# Yanmar SA424 3 point hitch



## dosmith05 (10 mo ago)

New to the forum Just picked up a 2019 _Yanmar_ _SA424_ that did not come with the 3 point hitch kit on it. Any information on what and where to get the components for this would be most appreciated.

0


----------



## bmaverick (Feb 20, 2014)

It's a long shot, have your reached out to your region Yanmar dealers? 

Did you download the PDF manuals from the Yanmar site? 

Out of ll the SA models, you got the big one. It's the biggest SCUT in it's class. 



https://www.yanmartractor.com/webres/File/1A8330-95951_SA%20Quick%20Guide.pdf





https://www.yanmaragriculture.eu/theme/yanmarportal/uploadedFiles/Agri/productDownloads/Tractor_-_SA_brochure/SA_series_ENGLISH.pdf





Wayback Machine





https://cdn.websites.hibu.com/75addd31a19d44ada13213a8e75e9a05/files/uploaded/3690274_5dfd2425d1be0ba451236c02.PDF



VERY IMPORTANT - - - > This is the Parts Manual. It's for the EU, but 95% of it is also NA applicable. 



http://www.dannkomm.at/contents/de/PC%20SA-tractor%200CNP6-M02741_en.pdf


----------



## dosmith05 (10 mo ago)

bmaverick said:


> It's a long shot, have your reached out to your region Yanmar dealers?
> 
> Did you download the PDF manuals from the Yanmar site?
> 
> ...


I did reach out to yanmar directly. They gave a part number that I can't find online and the closest dealer just became and dealer and they are looking into it but a universal one is most likely going to be cheaper if one is available


----------



## bmaverick (Feb 20, 2014)

dosmith05 said:


> I did reach out to yanmar directly. They gave a part number that I can't find online and the closest dealer just became and dealer and they are looking into it but a universal one is most likely going to be cheaper if one is available


OK, wasn't sure IF you were looking for a Yanmar universal. 

On some sites, the Yanmar/Cub Cadet parts are mentioned to fit the SA Series.

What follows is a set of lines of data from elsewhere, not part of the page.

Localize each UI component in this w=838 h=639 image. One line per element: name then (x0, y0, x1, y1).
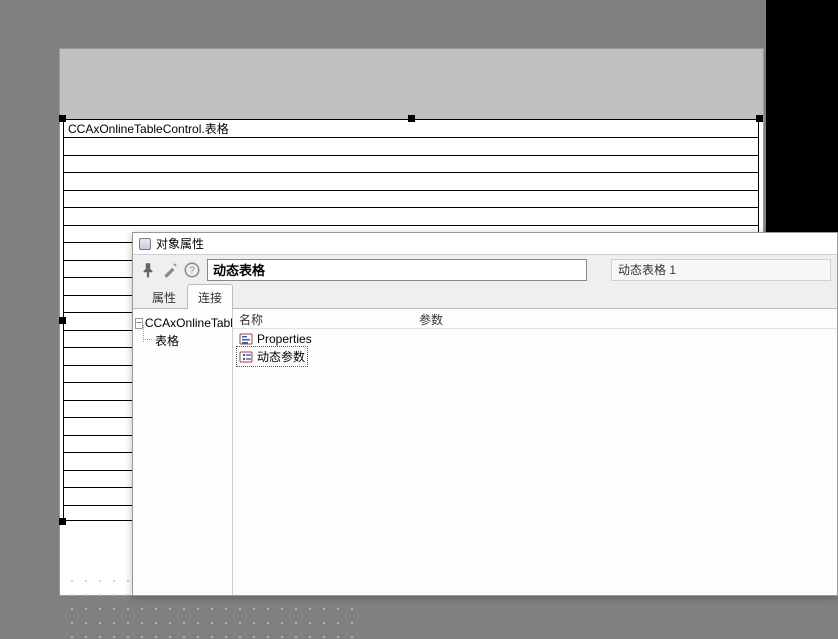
tree-pane[interactable]: − CCAxOnlineTableControl 表格 (133, 309, 233, 595)
table-row (64, 191, 758, 209)
object-name-field[interactable]: 动态表格 (207, 259, 587, 281)
dialog-icon (139, 238, 151, 250)
wand-icon[interactable] (161, 261, 179, 279)
list-item[interactable]: Properties (237, 331, 314, 347)
dynamic-params-icon (239, 350, 253, 364)
tab-properties[interactable]: 属性 (141, 284, 187, 309)
list-item[interactable]: 动态参数 (237, 347, 307, 366)
tree-child-label: 表格 (155, 332, 179, 349)
resize-handle[interactable] (59, 518, 66, 525)
pin-icon[interactable] (139, 261, 157, 279)
tree-child[interactable]: 表格 (135, 331, 230, 350)
list-item-label: Properties (257, 332, 312, 346)
tree-root[interactable]: − CCAxOnlineTableControl (135, 315, 230, 331)
svg-text:?: ? (189, 265, 195, 276)
dialog-title-text: 对象属性 (156, 235, 204, 252)
column-param[interactable]: 参数 (413, 309, 837, 328)
object-id-field: 动态表格 1 (611, 259, 831, 281)
resize-handle[interactable] (408, 115, 415, 122)
column-name[interactable]: 名称 (233, 309, 413, 328)
table-row (64, 138, 758, 156)
list-pane: 名称 参数 Properties 动态参数 (233, 309, 837, 595)
dialog-toolbar: ? 动态表格 动态表格 1 (133, 255, 837, 285)
control-title: CCAxOnlineTableControl.表格 (64, 120, 758, 138)
dialog-tabs: 属性 连接 (133, 285, 837, 309)
tree-collapse-icon[interactable]: − (135, 318, 143, 329)
table-row (64, 208, 758, 226)
table-row (64, 156, 758, 174)
help-icon[interactable]: ? (183, 261, 201, 279)
tree-root-label: CCAxOnlineTableControl (145, 316, 233, 330)
list-item-label: 动态参数 (257, 348, 305, 365)
resize-handle[interactable] (59, 115, 66, 122)
properties-dialog[interactable]: 对象属性 ? 动态表格 动态表格 1 属性 连接 − CCAxOnlineTab… (132, 232, 838, 596)
canvas-graybar (60, 49, 763, 120)
tab-connections[interactable]: 连接 (187, 284, 233, 309)
resize-handle[interactable] (59, 317, 66, 324)
list-header: 名称 参数 (233, 309, 837, 329)
table-row (64, 173, 758, 191)
dialog-titlebar[interactable]: 对象属性 (133, 233, 837, 255)
resize-handle[interactable] (756, 115, 763, 122)
properties-icon (239, 332, 253, 346)
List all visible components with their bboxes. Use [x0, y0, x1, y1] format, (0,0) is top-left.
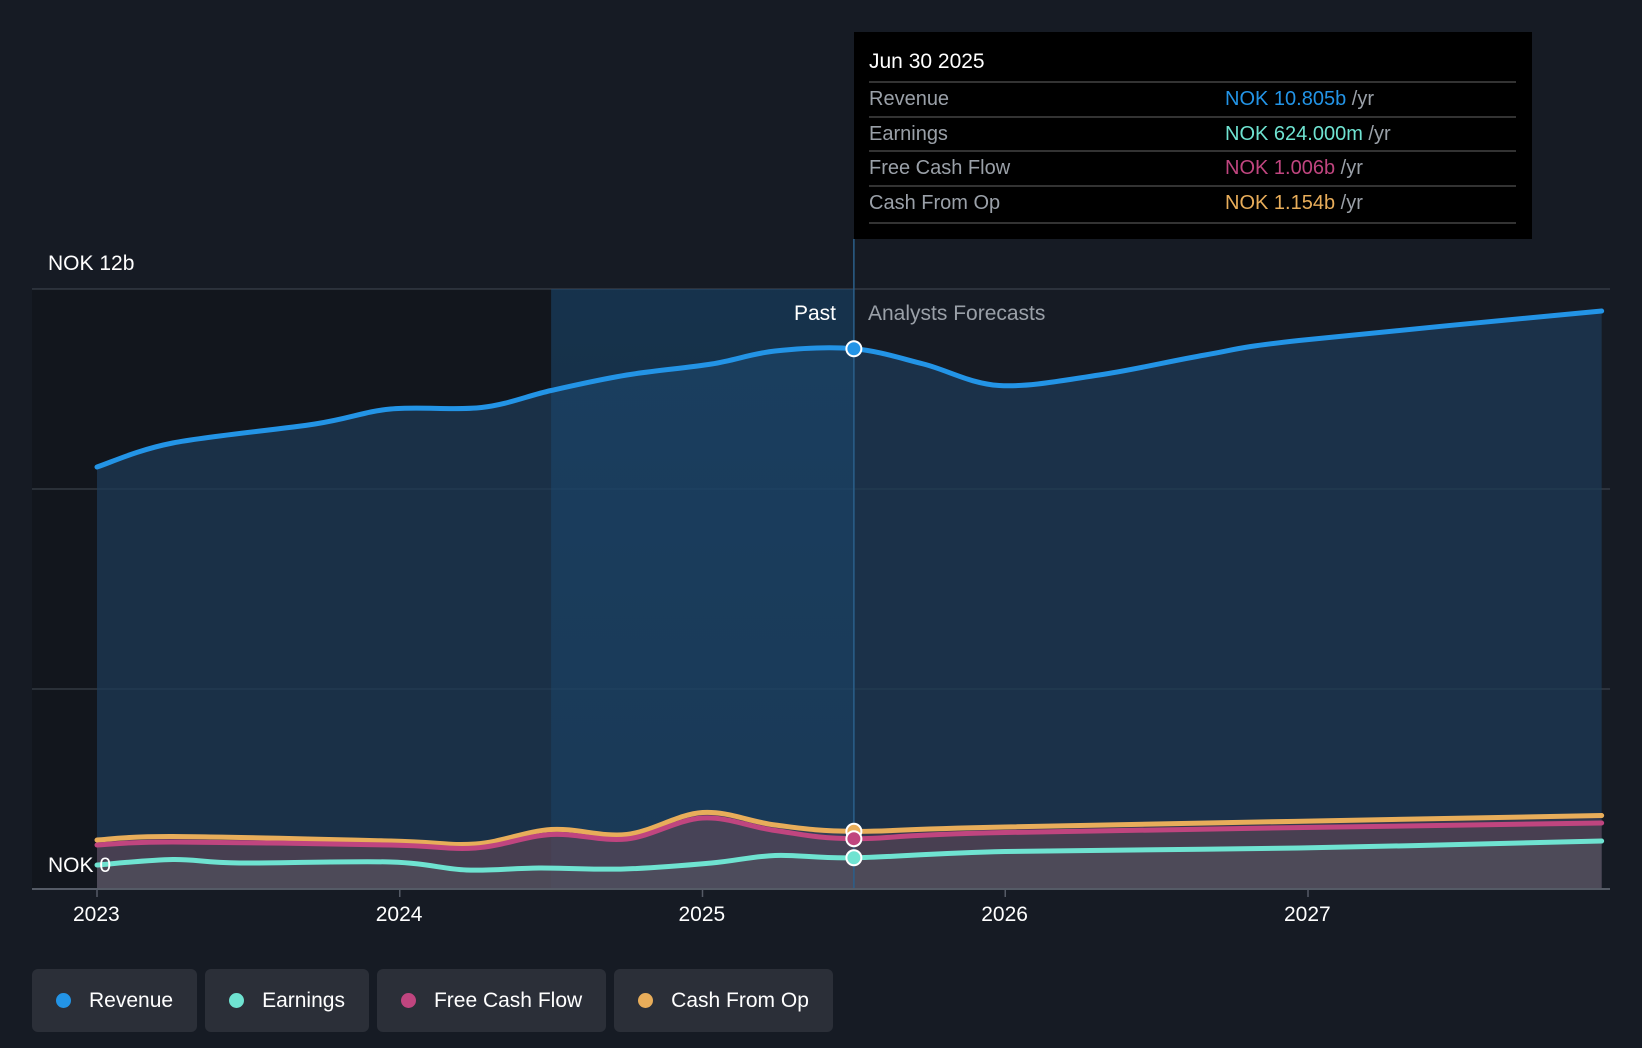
tooltip-row-label: Cash From Op — [869, 191, 1001, 214]
tooltip-row-value: NOK 1.006b /yr — [1225, 157, 1363, 180]
tooltip-row-label: Free Cash Flow — [869, 157, 1011, 179]
marker-earnings — [845, 849, 863, 867]
legend-dot-icon — [56, 993, 71, 1008]
legend-label: Free Cash Flow — [433, 988, 583, 1012]
x-tick-label: 2024 — [375, 903, 423, 926]
past-label: Past — [793, 302, 836, 325]
tooltip-row-value: NOK 1.154b /yr — [1225, 192, 1363, 215]
tooltip-unit: /yr — [1351, 88, 1374, 110]
tooltip-row-label: Earnings — [869, 122, 948, 145]
tooltip-unit: /yr — [1340, 157, 1363, 179]
tooltip: Jun 30 2025 Revenue NOK 10.805b /yr Earnin… — [854, 32, 1532, 239]
tooltip-value: NOK 10.805b — [1225, 88, 1347, 110]
tooltip-row-value: NOK 624.000m /yr — [1225, 123, 1391, 146]
legend: Revenue Earnings Free Cash Flow Cash From O… — [32, 969, 833, 1032]
legend-dot-icon — [229, 993, 245, 1008]
tooltip-row: Earnings NOK 624.000m /yr — [869, 115, 1516, 152]
tooltip-row-label: Revenue — [869, 88, 950, 110]
x-tick-label: 2026 — [981, 903, 1028, 926]
tooltip-date: Jun 30 2025 — [869, 50, 985, 73]
legend-dot-icon — [400, 993, 416, 1008]
tooltip-unit: /yr — [1340, 191, 1363, 214]
legend-label: Cash From Op — [671, 988, 809, 1012]
marker-revenue — [845, 340, 863, 358]
x-tick-label: 2027 — [1284, 903, 1331, 926]
tooltip-row: Free Cash Flow NOK 1.006b /yr — [869, 150, 1516, 186]
marker-free-cash-flow — [845, 830, 863, 848]
legend-label: Revenue — [89, 988, 174, 1012]
legend-item-earnings[interactable]: Earnings — [205, 969, 369, 1032]
legend-dot-icon — [638, 993, 654, 1008]
tooltip-value: NOK 1.154b — [1225, 191, 1336, 214]
legend-label: Earnings — [262, 988, 345, 1012]
x-tick-label: 2023 — [73, 903, 120, 926]
y-axis-label-bottom: NOK 0 — [48, 854, 112, 877]
tooltip-row: Cash From Op NOK 1.154b /yr — [869, 184, 1516, 221]
x-tick-label: 2025 — [678, 903, 726, 926]
tooltip-unit: /yr — [1368, 122, 1391, 145]
legend-item-cash-from-op[interactable]: Cash From Op — [614, 969, 833, 1032]
y-axis-label-top: NOK 12b — [48, 252, 135, 275]
tooltip-row: Revenue NOK 10.805b /yr — [869, 81, 1516, 117]
tooltip-value: NOK 1.006b — [1225, 157, 1336, 179]
legend-item-free-cash-flow[interactable]: Free Cash Flow — [376, 969, 607, 1032]
tooltip-row-value: NOK 10.805b /yr — [1225, 88, 1374, 111]
forecast-label: Analysts Forecasts — [868, 302, 1046, 325]
legend-item-revenue[interactable]: Revenue — [32, 969, 198, 1032]
tooltip-value: NOK 624.000m — [1225, 122, 1363, 145]
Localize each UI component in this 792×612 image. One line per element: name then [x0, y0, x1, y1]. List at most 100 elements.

That can be a good option as these parts are in the same era as your machine. 

Otherwise, Hoye Tractor does have a Yanmar universal kit. It's so popular, that it's hard to keep it in stock.


----------



## dosmith05 (10 mo ago)

bmaverick said:


> OK, wasn't sure IF you were looking for a Yanmar universal.
> 
> On some sites, the Yanmar/Cub Cadet parts are mentioned to fit the SA Series. That can be a good option as these parts are in the same era as your machine.
> 
> Otherwise, Hoye Tractor does have a Yanmar universal kit. It's so popular, that it's hard to keep it in stock.


I will call them tomorrow and talk with them.
Thank you


----------



## winston (Aug 19, 2008)

You need to make sure the kit is going to be a good fit for your model. Some to look at here. 3 point Hitch Kits for Compact Tractors (compactractorparts.com)


----------